A `DataDrivenDataset`

collects several `DataDrivenProblem`

s of the same type but treads them as union used for system identification.

## Concrete Types

`DataDrivenDiffEq.DiscreteDataset`

— FunctionA time discrete `DataDrivenDataset`

useable for problems of the form `f(x,p,t,u) ↦ x(t+1)`

.

```
DiscreteDataset(s; name, kwargs...)
```

`DataDrivenDiffEq.ContinuousDataset`

— FunctionA time continuous `DataDrivenDataset`

useable for problems of the form `f(x,p,t,u) ↦ dx/dt`

.

```
ContinuousDataset(s; name, collocation, kwargs...)
```

Automatically constructs derivatives via an additional collocation method, which can be either a collocation or an interpolation from `DataInterpolations.jl`

wrapped by an `InterpolationMethod`

provided by the `collocation`

keyworded argument.

`DataDrivenDiffEq.DirectDataset`

— FunctionA direct `DataDrivenDataset`

useable for problems of the form `f(x,p,t,u) ↦ y`

.

```
DirectDataset(s; name, kwargs...)
```

## DataSampler

`DataDrivenDiffEq.DataSampler`

— Type`struct DataSampler{T} <: DataDrivenDiffEq.AbstractSampler`

A simple sampler container. Takes in `AbstractSampler`

s to apply onto a `DataDrivenProblem`

in the order they are given. If a `Split`

sampler is provided, then it will be moved to the first index by definition.

`DataDrivenDiffEq.Split`

— Type`struct Split <: DataDrivenDiffEq.AbstractSampler`

Performs a train test split of the `DataDrivenProblem`

where `ratio`

defines the (rough) percentage of training data.

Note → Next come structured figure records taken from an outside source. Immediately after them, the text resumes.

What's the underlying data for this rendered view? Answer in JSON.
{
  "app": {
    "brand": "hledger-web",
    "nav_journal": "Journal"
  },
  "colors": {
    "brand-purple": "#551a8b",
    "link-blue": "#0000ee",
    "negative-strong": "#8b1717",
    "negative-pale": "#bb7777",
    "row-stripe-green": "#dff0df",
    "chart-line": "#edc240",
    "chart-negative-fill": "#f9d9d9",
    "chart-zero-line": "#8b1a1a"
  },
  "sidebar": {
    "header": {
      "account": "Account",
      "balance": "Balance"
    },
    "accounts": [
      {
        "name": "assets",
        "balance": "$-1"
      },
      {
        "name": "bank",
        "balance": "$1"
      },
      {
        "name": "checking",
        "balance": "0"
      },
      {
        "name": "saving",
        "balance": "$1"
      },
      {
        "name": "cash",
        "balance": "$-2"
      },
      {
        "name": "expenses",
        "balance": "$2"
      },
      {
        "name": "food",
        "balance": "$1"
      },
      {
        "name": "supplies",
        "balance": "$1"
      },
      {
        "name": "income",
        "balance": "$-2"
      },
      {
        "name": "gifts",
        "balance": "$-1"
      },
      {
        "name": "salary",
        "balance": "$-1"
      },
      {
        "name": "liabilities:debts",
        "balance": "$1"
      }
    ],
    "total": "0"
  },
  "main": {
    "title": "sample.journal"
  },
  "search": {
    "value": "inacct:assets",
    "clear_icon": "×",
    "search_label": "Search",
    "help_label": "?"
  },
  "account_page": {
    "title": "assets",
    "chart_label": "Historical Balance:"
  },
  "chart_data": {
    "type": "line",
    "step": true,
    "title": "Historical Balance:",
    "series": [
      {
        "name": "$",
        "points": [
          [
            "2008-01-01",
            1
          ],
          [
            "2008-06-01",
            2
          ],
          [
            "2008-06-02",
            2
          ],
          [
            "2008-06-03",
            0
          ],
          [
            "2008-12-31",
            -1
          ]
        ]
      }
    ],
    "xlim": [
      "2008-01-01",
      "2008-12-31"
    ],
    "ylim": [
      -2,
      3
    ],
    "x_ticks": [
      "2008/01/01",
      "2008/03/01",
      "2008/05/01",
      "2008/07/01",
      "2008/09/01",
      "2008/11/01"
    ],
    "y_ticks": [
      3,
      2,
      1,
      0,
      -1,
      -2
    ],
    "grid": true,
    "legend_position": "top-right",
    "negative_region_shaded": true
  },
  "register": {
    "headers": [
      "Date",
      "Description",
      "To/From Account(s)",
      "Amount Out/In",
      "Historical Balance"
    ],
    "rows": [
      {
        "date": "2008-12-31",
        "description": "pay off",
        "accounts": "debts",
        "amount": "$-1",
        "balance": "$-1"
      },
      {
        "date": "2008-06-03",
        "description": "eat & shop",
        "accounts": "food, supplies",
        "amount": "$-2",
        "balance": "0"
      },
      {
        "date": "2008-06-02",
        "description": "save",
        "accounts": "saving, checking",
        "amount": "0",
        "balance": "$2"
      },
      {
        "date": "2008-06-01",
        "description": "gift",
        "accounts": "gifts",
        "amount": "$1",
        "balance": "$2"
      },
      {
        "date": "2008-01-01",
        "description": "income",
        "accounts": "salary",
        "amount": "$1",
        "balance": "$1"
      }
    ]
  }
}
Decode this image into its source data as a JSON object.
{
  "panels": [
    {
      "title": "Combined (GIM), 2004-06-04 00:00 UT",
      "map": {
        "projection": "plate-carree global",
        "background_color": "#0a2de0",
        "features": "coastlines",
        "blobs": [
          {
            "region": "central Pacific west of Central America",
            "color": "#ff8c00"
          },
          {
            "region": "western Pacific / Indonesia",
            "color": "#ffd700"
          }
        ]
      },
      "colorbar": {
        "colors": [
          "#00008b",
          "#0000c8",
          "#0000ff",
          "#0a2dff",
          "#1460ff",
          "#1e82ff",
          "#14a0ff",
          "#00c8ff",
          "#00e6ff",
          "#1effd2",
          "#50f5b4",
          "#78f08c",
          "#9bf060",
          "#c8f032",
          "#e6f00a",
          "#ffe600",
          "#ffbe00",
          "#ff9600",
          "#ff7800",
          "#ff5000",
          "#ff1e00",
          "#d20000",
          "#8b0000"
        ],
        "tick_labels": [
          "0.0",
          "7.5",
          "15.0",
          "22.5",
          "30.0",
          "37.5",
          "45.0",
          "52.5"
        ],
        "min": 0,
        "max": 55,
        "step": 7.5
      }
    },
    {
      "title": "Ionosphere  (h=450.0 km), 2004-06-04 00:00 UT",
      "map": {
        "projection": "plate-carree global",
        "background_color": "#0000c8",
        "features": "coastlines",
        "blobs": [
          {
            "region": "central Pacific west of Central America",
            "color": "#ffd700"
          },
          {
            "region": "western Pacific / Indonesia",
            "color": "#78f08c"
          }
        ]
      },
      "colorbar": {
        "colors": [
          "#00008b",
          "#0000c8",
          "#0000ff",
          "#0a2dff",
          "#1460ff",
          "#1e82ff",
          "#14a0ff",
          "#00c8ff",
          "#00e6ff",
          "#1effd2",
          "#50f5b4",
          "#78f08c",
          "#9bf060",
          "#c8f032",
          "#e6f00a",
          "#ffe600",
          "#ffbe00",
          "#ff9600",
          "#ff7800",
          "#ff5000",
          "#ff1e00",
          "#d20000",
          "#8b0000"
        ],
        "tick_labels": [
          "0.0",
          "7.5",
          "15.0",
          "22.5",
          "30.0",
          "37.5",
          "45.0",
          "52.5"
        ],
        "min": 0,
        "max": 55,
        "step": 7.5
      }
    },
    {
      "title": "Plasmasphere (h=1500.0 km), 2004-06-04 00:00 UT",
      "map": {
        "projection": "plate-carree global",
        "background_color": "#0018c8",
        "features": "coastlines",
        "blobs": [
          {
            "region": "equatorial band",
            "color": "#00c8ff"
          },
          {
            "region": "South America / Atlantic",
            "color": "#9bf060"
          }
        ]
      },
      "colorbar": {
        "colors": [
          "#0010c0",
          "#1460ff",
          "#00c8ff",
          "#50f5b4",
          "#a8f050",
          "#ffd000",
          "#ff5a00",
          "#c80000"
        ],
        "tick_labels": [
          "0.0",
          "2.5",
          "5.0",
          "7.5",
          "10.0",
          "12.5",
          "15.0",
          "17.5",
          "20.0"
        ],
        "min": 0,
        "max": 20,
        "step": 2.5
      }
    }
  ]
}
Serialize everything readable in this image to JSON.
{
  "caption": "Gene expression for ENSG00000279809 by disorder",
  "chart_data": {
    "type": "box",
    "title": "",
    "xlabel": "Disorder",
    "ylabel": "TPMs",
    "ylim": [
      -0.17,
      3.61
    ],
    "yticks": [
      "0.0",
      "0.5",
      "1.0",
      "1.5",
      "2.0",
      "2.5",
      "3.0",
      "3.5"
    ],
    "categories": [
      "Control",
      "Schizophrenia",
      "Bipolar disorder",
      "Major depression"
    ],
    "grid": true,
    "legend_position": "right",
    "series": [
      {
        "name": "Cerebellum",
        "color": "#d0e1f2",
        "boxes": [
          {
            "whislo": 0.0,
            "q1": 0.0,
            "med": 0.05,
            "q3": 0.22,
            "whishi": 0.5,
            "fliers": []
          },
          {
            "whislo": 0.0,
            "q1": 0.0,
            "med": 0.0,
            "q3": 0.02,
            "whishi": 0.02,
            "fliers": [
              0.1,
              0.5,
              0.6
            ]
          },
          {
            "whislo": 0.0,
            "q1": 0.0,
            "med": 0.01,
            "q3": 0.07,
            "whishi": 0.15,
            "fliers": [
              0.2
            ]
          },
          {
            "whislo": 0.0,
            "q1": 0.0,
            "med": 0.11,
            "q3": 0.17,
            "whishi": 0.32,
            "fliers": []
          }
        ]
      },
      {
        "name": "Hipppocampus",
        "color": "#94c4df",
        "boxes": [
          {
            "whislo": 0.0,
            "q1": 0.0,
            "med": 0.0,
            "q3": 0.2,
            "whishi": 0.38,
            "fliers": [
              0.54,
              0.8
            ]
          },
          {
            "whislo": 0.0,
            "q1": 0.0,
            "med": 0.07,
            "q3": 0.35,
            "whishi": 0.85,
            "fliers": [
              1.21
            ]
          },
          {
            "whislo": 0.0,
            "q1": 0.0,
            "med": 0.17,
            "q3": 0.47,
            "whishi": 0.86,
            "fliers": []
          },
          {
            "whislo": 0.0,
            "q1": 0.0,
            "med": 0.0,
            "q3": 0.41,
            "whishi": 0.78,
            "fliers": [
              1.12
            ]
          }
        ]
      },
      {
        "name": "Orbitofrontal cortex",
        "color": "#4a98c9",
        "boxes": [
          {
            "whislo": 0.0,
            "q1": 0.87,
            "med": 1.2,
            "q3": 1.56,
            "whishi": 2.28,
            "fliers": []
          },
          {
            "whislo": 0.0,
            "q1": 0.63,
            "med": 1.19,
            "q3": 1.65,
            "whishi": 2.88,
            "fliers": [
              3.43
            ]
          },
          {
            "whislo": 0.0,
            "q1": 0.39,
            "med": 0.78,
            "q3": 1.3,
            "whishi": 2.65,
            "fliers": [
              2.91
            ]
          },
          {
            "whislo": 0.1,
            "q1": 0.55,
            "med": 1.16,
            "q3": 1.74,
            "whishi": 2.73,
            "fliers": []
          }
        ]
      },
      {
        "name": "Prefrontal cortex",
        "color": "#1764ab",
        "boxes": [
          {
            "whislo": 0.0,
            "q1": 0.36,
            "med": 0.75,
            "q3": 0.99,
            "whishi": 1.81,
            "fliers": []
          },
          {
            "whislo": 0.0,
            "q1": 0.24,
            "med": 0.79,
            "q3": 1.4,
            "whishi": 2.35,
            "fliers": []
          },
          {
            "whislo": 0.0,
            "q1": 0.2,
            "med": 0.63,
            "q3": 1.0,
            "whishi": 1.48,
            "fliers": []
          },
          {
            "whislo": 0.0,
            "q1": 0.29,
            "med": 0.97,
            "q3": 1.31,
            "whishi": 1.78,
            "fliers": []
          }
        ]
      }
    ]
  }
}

The optional keyword `shuffle`

indicates to sample from random shuffles of the data, allowing for repetition.

Returns ranges for training and testing data.

`DataDrivenDiffEq.Batcher`

— Type`struct Batcher <: DataDrivenDiffEq.AbstractSampler`

Partitions the `DataDrivenProblem`

into `n`

equal partitions. If used after performing a train test `Split`

, works just on the training data.

The optional keyword `shuffle`

indicates to sample from random shuffles of the data, allowing for repetition.

The optional keyword `repeated`

indicates to allow for repeated sampling of data points.

`batchsize_min`

is the minimum batchsize, which should be used within each partition of the dataset.

Returns ranges for each partition of the provided data.